Final-Thriller am Wiener Rathausplatz
Herzschlagfinale bei den Österreichischen Staatsmeisterschaften im Bogenschießen im Rahmen der Sport Austria Finals powered by Österreichische Lotterien. In packenden Finalduellen am Rathausplatz setzten sich am Ende die Favorit:innen durch.
Nach der Vorrunde im Bogenclub Union Wien wechselten die Bogenschütz:innen am Sonntag auf den Wiener Rathausplatz, wo auf einer temporären Anlage geschossen wurde. Im Compound-Bewerb der Herren ging Nico Wiener als Top-Favorit ins Rennen. Der Burgenländer ist Weltmeister von 2021 und internationaler Top-Star. „Speziell in der K.o.-Runde kann in unserem Sport immer etwas passieren“, wollte er im Vorfeld nichts von einem „Titel zum Abholen“ wissen.
Mit souveränen Leistungen zog der 29-Jährige ins Finale ein, wo er gegen Michael Matzner mit 147:144 die Oberhand behielt. „Einen Titel nimmt man immer gerne, das ist alles andere als selbstverständlich. Besonders gefreut hat mich, dass viele Leute zugeschaut haben. Ich habe mir auch einige Bewerbe angesehen, das war sehr cool.“
Er selbst hat die Augen bereits auf die Olympischen Spiele Los Angeles 2028 gerichtet, wo Compound mit einem Mixed-Bewerb seine Olympia-Premiere feiert. „Das ist und bleibt das große Ziel. Es wird schwierig, weil für die Olympia-Qualifikation alles passen muss. Aber ich gebe alles dafür“, sagte er und verließ den Rathausplatz in Richtung Flughafen. Das Ziel: Antalya und der nächste Weltcup.

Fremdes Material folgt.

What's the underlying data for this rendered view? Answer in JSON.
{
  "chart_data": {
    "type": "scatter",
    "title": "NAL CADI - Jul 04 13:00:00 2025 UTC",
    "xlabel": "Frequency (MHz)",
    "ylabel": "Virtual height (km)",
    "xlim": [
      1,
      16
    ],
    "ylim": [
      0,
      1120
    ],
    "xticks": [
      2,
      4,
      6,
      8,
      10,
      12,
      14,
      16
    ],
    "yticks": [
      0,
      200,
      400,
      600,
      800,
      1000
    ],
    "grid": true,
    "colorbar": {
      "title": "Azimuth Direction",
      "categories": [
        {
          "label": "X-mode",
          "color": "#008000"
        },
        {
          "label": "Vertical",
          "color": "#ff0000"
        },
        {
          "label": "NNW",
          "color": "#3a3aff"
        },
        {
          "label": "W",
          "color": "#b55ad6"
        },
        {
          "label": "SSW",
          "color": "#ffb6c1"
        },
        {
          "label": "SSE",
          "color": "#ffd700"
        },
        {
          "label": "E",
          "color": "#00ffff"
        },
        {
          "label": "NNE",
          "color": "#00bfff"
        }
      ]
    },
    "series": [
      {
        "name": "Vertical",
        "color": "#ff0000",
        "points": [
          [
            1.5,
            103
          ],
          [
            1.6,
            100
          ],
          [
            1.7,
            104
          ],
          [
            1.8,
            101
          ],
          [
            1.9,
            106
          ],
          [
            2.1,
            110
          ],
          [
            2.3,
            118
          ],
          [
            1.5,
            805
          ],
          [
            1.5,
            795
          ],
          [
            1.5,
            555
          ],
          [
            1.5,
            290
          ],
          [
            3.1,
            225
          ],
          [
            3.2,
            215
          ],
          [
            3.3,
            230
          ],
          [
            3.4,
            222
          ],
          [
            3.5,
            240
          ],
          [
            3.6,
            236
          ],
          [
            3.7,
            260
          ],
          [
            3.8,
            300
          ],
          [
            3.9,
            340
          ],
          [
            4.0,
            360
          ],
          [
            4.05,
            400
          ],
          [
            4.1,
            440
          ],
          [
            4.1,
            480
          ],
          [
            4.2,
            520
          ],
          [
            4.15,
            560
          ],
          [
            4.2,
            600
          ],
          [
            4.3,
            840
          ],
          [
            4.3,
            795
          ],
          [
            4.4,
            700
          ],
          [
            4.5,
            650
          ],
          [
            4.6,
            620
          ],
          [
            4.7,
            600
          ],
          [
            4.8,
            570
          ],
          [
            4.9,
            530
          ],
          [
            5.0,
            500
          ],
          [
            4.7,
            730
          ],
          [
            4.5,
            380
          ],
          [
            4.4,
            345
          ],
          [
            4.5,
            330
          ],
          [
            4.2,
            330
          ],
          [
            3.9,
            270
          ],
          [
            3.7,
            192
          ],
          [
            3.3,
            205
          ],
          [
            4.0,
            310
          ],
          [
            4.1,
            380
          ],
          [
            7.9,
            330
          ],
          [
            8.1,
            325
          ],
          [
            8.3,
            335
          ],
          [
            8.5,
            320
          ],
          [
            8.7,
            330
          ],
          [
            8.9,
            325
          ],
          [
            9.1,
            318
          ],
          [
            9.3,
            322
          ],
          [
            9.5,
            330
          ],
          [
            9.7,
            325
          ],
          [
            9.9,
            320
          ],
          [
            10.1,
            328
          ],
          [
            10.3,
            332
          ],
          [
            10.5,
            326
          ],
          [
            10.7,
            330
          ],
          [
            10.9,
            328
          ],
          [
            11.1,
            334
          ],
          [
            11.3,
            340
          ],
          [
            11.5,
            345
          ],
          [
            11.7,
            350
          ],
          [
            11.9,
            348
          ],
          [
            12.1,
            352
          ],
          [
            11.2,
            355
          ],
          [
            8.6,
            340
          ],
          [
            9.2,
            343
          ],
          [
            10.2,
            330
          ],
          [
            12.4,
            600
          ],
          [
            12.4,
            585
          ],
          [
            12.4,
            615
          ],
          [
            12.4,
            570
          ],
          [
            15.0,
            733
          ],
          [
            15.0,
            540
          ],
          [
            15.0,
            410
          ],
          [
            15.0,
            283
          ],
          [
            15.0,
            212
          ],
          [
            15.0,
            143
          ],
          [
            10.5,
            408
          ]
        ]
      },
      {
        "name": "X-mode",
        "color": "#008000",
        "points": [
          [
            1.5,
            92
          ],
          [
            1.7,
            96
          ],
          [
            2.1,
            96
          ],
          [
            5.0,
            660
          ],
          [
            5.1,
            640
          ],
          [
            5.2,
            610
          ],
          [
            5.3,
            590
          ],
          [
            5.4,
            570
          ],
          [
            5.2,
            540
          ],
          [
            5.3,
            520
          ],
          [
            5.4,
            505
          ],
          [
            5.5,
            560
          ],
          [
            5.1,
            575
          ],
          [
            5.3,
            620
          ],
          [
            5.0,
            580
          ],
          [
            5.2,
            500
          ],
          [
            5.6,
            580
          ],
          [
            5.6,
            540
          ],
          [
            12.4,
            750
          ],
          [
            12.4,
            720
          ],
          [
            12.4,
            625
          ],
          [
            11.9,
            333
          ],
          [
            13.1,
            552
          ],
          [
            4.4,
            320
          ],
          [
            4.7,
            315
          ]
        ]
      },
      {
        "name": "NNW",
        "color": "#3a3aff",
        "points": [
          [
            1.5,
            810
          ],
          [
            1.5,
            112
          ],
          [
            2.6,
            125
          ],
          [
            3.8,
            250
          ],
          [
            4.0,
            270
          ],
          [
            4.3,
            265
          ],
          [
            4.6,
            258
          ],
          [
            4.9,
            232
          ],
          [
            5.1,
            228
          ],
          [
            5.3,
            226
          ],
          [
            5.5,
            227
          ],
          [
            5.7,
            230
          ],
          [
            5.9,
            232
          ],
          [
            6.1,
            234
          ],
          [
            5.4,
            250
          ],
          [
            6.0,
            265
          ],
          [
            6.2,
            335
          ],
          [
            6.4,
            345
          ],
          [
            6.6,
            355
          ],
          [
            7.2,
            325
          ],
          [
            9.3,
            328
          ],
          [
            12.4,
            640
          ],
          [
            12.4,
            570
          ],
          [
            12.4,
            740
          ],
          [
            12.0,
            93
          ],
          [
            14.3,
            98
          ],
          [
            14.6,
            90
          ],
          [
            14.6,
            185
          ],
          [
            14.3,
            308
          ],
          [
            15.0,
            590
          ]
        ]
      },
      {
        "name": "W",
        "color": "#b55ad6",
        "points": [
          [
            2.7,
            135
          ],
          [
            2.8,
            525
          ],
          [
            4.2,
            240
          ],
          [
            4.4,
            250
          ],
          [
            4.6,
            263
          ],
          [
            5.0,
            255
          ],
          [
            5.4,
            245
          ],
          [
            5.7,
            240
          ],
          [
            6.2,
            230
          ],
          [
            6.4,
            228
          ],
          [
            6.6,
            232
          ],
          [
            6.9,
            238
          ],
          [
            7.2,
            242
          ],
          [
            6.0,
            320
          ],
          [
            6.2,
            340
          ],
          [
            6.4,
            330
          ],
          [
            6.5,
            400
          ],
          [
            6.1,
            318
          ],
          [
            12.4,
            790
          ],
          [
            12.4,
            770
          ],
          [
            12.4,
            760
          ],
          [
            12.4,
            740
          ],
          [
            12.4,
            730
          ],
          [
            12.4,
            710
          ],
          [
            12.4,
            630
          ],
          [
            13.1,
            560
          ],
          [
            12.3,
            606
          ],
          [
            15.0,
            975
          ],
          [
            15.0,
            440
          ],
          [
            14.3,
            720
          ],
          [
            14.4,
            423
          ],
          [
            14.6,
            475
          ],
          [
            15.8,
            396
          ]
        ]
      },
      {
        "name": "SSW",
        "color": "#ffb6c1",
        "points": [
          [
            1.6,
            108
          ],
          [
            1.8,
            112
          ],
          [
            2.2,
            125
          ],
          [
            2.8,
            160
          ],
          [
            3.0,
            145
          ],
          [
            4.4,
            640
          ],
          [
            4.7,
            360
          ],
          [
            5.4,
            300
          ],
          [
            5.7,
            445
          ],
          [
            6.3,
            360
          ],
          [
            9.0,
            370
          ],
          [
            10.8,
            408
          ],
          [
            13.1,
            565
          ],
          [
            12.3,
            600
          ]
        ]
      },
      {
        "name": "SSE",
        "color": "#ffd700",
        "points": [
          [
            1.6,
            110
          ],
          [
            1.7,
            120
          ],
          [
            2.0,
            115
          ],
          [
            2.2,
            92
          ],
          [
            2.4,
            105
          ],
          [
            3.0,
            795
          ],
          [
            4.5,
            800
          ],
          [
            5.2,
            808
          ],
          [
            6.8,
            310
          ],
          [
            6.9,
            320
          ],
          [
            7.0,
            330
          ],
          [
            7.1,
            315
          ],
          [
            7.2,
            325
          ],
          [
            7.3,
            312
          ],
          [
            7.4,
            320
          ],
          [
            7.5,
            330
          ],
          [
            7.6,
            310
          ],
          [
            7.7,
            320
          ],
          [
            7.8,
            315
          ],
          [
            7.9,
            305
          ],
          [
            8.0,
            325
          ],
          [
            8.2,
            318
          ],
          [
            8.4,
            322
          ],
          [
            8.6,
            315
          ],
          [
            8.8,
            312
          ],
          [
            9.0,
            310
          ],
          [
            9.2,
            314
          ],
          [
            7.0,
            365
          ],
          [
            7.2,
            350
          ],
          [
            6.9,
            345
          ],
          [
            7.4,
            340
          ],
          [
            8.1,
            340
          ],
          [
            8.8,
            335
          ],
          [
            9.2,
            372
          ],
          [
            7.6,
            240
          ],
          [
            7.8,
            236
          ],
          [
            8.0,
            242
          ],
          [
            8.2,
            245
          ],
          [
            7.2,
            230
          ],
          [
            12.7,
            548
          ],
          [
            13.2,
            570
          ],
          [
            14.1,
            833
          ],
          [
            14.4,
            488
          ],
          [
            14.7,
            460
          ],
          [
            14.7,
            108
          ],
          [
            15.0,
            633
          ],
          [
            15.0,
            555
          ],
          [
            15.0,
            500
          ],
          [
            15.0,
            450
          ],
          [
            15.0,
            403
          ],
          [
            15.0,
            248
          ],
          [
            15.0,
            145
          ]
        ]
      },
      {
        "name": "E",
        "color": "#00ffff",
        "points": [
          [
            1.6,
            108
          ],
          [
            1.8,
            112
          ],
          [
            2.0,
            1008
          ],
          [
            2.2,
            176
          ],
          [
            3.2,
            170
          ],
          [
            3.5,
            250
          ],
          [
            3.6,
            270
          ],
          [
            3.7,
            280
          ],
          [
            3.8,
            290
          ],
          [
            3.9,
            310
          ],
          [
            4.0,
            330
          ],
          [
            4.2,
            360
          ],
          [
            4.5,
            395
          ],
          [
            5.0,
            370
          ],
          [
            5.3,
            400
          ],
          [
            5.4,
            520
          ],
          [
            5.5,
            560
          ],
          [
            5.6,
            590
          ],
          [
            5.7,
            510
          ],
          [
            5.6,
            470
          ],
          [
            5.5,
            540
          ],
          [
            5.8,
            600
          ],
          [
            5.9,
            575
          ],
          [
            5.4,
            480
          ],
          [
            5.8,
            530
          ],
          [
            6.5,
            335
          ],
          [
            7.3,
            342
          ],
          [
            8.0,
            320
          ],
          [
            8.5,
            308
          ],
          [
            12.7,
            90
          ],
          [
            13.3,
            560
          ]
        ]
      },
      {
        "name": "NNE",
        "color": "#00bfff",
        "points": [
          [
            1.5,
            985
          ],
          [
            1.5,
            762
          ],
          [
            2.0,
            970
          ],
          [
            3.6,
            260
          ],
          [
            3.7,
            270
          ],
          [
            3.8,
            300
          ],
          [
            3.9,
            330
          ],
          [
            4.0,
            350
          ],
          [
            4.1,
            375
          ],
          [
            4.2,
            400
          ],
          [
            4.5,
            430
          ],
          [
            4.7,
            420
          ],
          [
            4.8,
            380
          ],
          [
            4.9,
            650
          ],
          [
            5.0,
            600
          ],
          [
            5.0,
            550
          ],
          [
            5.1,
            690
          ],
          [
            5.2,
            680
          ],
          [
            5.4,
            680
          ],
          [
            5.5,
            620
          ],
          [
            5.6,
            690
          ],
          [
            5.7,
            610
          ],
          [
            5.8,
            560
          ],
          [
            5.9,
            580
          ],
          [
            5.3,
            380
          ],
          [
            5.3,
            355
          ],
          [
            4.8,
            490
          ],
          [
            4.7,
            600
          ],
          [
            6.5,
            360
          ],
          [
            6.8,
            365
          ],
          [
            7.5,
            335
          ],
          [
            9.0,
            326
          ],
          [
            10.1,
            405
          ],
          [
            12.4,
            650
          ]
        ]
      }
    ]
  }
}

Die möglichen Mixed-Partnerinnen betraten wenig später das Finalfeld. Brigitte Steiner setzte sich mit 137:132 gegen Eva-Maria Seidel durch. Die Salzburgerin besticht durch ihre Vielseitigkeit: „Ich bestreite verschiedene Disziplinen, auch Feld und 3D. Ich sage immer: Treffen muss man da wie dort.“ Steiner ist mit dem Bogen auf dem Feld und im Gelände unterwegs, die Wiener Innenstadt war aber auch für sie Neuland. „Die Kulisse war einmalig, sehr beeindruckend.“
Im olympischen Recurve-Bewerb war Elisabeth Straka, Olympia-Starterin von Paris 2024, eine Klasse für sich. Die Niederösterreicherin entschied das Finale mit 6:2 in Sets für sich. „Die letzten Tage waren nicht ganz so einfach. Manchmal fühlen sich die Schüsse einfach nicht gut an. Aber ich bin immer besser hineingekommen.“
Bei der Frage nach der Premiere am Rathausplatz geriet Straka ins Schwärmen: „Es war unglaublich, hier dabei zu sein. Es waren wirklich viele Leute da und haben uns zugeschaut. Das war nach Paris sicher der beeindruckendste Wettkampf meiner Karriere. Hoffentlich können wir nächstes Jahr wieder dabei sein.“
Das Recurve-Finale der Herren bildete das große Finale im Bogenschießen – und die Zuschauer:innen wurden nicht enttäuscht. Das Traumfinale Lukas Kurz gegen Andreas Gstöttner hielt, was es versprach: Spannung pur. Kurz ging mit 4:0 in Sets in Führung, Gstöttner gelang der Ausgleich. Bei 4:4 endete der Set in einem Unentschieden – mit 5:5 ging es ins Stechen. Kurz legte eine 8 vor, Gstöttner traf nur die 7.
„Es war ein Tag mit Höhen und Tiefen. Das Finale war nichts für schwache Nerven. Vor dem letzten Schuss habe ich einfach versucht, mich zu fokussieren – zum Glück mit Erfolg“, so Kurz, der seinem Finalgegner umgehend gratulierte.
In den Teambewerben setzten sich bei den Compound-Herren Burgenland (Wiener, Maximilian Berger, Daniel Brajko), im Compound-Mixed Salzburg (Ingrid Ronacher, Clemens Schöber), bei den Recurve-Damen Tirol (Rebeka Bogar, Jasmine Hye, Anna Kienzler), bei den Recurve-Herren Niederösterreich (Gstöttner, Jonas Molnar, Martin Schleritzko) und im Recurve-Mixed Niederösterreich (Straka, Gstöttner) durch.